On this front the text seems to me slightly ambivalent – marked by a degree of vacillation, even – and it is difficult to ascertain to what extent the ambivalence originates with Ayesha Dawood rather than Zubeida Jaffer. On the whole the narration, as focalised through Ayesha, propagates acceptance and dutiful behaviour, a curtailment of independence in the name of community, but at times it seems to do so without conviction. The text tries to remain non-judgemental, but one senses a kind of frustration, both with the ubiquity of patriarchy and with gender roles as defined within Islam. This is a difficult call to make, but one almost has the sense that Jaffer – the author – feels constrained by the fable-like register she has chosen for her narrative, which doesn’t readily grant her the space to openly register doubts regarding Ayesha’s counter-instinctive submission to cultural imperatives.

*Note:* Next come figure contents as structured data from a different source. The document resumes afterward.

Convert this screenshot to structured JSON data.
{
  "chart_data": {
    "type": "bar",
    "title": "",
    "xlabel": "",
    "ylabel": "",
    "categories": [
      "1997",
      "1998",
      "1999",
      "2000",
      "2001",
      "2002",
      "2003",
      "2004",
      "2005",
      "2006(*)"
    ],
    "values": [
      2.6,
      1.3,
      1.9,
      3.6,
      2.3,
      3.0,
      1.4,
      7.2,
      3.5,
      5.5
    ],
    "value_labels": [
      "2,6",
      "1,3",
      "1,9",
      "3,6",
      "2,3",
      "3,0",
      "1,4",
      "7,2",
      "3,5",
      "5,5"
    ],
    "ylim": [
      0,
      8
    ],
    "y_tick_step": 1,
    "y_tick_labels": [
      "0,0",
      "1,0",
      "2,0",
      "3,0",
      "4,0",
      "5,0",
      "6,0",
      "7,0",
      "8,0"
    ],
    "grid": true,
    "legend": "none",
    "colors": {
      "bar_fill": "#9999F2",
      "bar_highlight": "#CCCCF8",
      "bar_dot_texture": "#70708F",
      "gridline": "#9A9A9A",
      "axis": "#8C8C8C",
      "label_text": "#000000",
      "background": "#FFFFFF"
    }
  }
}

Doubt is established, in the epigraph by Shabir Banoobhai (“doubt/ burns up/ the oxygen of love”), as the very antithesis of love, but in the course of the narrative it hardly emerges as a serious challenge. In retrospect the epigraph serves less as a thematic marker than as a proscription: there can be no place for doubt in this book about love. Instead, what benignly thrives on the oxygen of love is patience. And patience is finally rewarded: Mandela is released after twenty-three years in prison, and Ayesha gets to return to South Africa and to finally meet him in 1997. Their patience and commitment recall that of Yusuf, in his pursuit of Ayesha, and it is worth noting that the first child born of their union is called “Shabiera, meaning patience” (123).

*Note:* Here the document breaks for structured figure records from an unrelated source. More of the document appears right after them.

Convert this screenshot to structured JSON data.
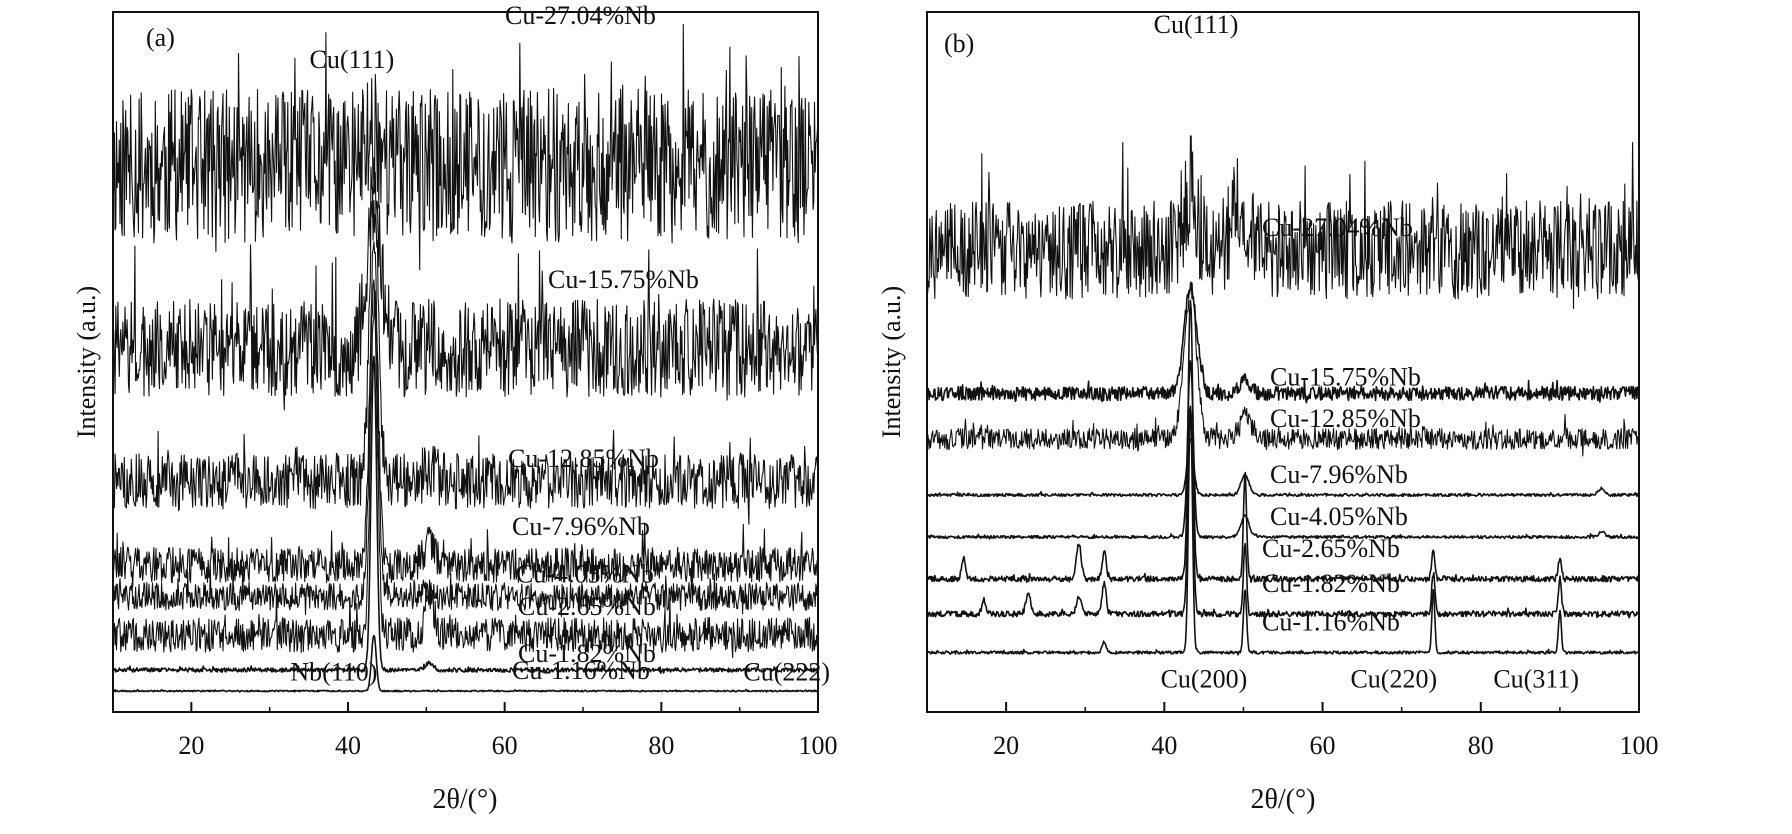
{
  "chart_data": [
    {
      "type": "line",
      "panel_label": "(a)",
      "xlabel": "2θ/(°)",
      "ylabel": "Intensity (a.u.)",
      "xlim": [
        10,
        100
      ],
      "x_ticks": [
        "20",
        "40",
        "60",
        "80",
        "100"
      ],
      "grid": false,
      "legend": "none",
      "series": [
        {
          "name": "Cu-27.04%Nb",
          "baseline": 0.78,
          "noise": 0.11,
          "peaks": [
            {
              "x": 43.3,
              "h": 0.05,
              "w": 1.0
            }
          ]
        },
        {
          "name": "Cu-15.75%Nb",
          "baseline": 0.52,
          "noise": 0.07,
          "peaks": [
            {
              "x": 43.3,
              "h": 0.22,
              "w": 0.9
            }
          ]
        },
        {
          "name": "Cu-12.85%Nb",
          "baseline": 0.33,
          "noise": 0.04,
          "peaks": [
            {
              "x": 43.3,
              "h": 0.44,
              "w": 0.55
            },
            {
              "x": 50.4,
              "h": 0.015,
              "w": 0.8
            }
          ]
        },
        {
          "name": "Cu-7.96%Nb",
          "baseline": 0.21,
          "noise": 0.025,
          "peaks": [
            {
              "x": 43.3,
              "h": 0.47,
              "w": 0.5
            },
            {
              "x": 50.4,
              "h": 0.03,
              "w": 0.7
            }
          ]
        },
        {
          "name": "Cu-4.05%Nb",
          "baseline": 0.165,
          "noise": 0.02,
          "peaks": [
            {
              "x": 43.3,
              "h": 0.45,
              "w": 0.5
            },
            {
              "x": 50.4,
              "h": 0.015,
              "w": 0.6
            }
          ]
        },
        {
          "name": "Cu-2.65%Nb",
          "baseline": 0.11,
          "noise": 0.025,
          "peaks": [
            {
              "x": 43.3,
              "h": 0.46,
              "w": 0.45
            },
            {
              "x": 50.4,
              "h": 0.06,
              "w": 0.55
            }
          ]
        },
        {
          "name": "Cu-1.82%Nb",
          "baseline": 0.06,
          "noise": 0.003,
          "peaks": [
            {
              "x": 43.3,
              "h": 0.45,
              "w": 0.35
            },
            {
              "x": 50.4,
              "h": 0.01,
              "w": 0.5
            }
          ]
        },
        {
          "name": "Cu-1.16%Nb",
          "baseline": 0.03,
          "noise": 0.001,
          "peaks": [
            {
              "x": 43.3,
              "h": 0.08,
              "w": 0.3
            }
          ]
        }
      ],
      "annotations": [
        {
          "text": "Cu(111)",
          "x": 40.5,
          "y": 0.92
        },
        {
          "text": "Nb(110)",
          "x": 38.2,
          "y": 0.045
        },
        {
          "text": "Cu(222)",
          "x": 96.0,
          "y": 0.045
        }
      ]
    },
    {
      "type": "line",
      "panel_label": "(b)",
      "xlabel": "2θ/(°)",
      "ylabel": "Intensity (a.u.)",
      "xlim": [
        10,
        100
      ],
      "x_ticks": [
        "20",
        "40",
        "60",
        "80",
        "100"
      ],
      "grid": false,
      "legend": "none",
      "series": [
        {
          "name": "Cu-27.04%Nb",
          "baseline": 0.66,
          "noise": 0.07,
          "peaks": [
            {
              "x": 43.3,
              "h": 0.08,
              "w": 0.8
            },
            {
              "x": 49.5,
              "h": 0.07,
              "w": 1.0
            }
          ]
        },
        {
          "name": "Cu-15.75%Nb",
          "baseline": 0.455,
          "noise": 0.01,
          "peaks": [
            {
              "x": 43.3,
              "h": 0.15,
              "w": 0.8
            },
            {
              "x": 50.2,
              "h": 0.02,
              "w": 0.7
            }
          ]
        },
        {
          "name": "Cu-12.85%Nb",
          "baseline": 0.39,
          "noise": 0.015,
          "peaks": [
            {
              "x": 43.3,
              "h": 0.21,
              "w": 0.8
            },
            {
              "x": 50.2,
              "h": 0.035,
              "w": 0.7
            }
          ]
        },
        {
          "name": "Cu-7.96%Nb",
          "baseline": 0.31,
          "noise": 0.002,
          "peaks": [
            {
              "x": 43.3,
              "h": 0.08,
              "w": 0.4
            },
            {
              "x": 50.2,
              "h": 0.03,
              "w": 0.5
            },
            {
              "x": 95.3,
              "h": 0.01,
              "w": 0.4
            }
          ]
        },
        {
          "name": "Cu-4.05%Nb",
          "baseline": 0.25,
          "noise": 0.002,
          "peaks": [
            {
              "x": 43.3,
              "h": 0.25,
              "w": 0.35
            },
            {
              "x": 50.2,
              "h": 0.03,
              "w": 0.5
            },
            {
              "x": 95.3,
              "h": 0.008,
              "w": 0.4
            }
          ]
        },
        {
          "name": "Cu-2.65%Nb",
          "baseline": 0.19,
          "noise": 0.004,
          "peaks": [
            {
              "x": 43.3,
              "h": 0.4,
              "w": 0.3
            },
            {
              "x": 50.2,
              "h": 0.15,
              "w": 0.2
            },
            {
              "x": 14.6,
              "h": 0.03,
              "w": 0.25
            },
            {
              "x": 29.2,
              "h": 0.05,
              "w": 0.3
            },
            {
              "x": 32.4,
              "h": 0.04,
              "w": 0.25
            },
            {
              "x": 74.0,
              "h": 0.04,
              "w": 0.2
            },
            {
              "x": 90.0,
              "h": 0.03,
              "w": 0.2
            }
          ]
        },
        {
          "name": "Cu-1.82%Nb",
          "baseline": 0.14,
          "noise": 0.004,
          "peaks": [
            {
              "x": 43.3,
              "h": 0.3,
              "w": 0.3
            },
            {
              "x": 50.2,
              "h": 0.1,
              "w": 0.2
            },
            {
              "x": 17.2,
              "h": 0.02,
              "w": 0.25
            },
            {
              "x": 22.8,
              "h": 0.03,
              "w": 0.3
            },
            {
              "x": 29.2,
              "h": 0.025,
              "w": 0.3
            },
            {
              "x": 32.4,
              "h": 0.045,
              "w": 0.25
            },
            {
              "x": 74.0,
              "h": 0.06,
              "w": 0.2
            },
            {
              "x": 90.0,
              "h": 0.05,
              "w": 0.2
            }
          ]
        },
        {
          "name": "Cu-1.16%Nb",
          "baseline": 0.085,
          "noise": 0.002,
          "peaks": [
            {
              "x": 43.3,
              "h": 0.35,
              "w": 0.25
            },
            {
              "x": 50.2,
              "h": 0.09,
              "w": 0.2
            },
            {
              "x": 32.4,
              "h": 0.015,
              "w": 0.25
            },
            {
              "x": 74.0,
              "h": 0.09,
              "w": 0.18
            },
            {
              "x": 90.0,
              "h": 0.06,
              "w": 0.18
            }
          ]
        }
      ],
      "annotations": [
        {
          "text": "Cu(111)",
          "x": 44.0,
          "y": 0.97
        },
        {
          "text": "Cu(200)",
          "x": 45.0,
          "y": 0.035
        },
        {
          "text": "Cu(220)",
          "x": 69.0,
          "y": 0.035
        },
        {
          "text": "Cu(311)",
          "x": 87.0,
          "y": 0.035
        }
      ]
    }
  ]
}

Jaffer clearly cares about her subject, and has performed a labour of love in capturing this “minor” – and yet exemplary – strand in the history of the struggle. Love in the Time of Treason also registers the historical persistence of ties between South Africa and India (a link which here results in the surprising, if minor, phenomenon of a few Afrikaans expressions finding their way into the speech of the inhabitants of Sarwa), and touches upon the impact of modernity, globalisation and transcultural exchange. But the primary interest of the book lies in its satisfying integration of two parallel tales of love, a story which reminds us that life is neither simply public nor simply private, but somewhere in between.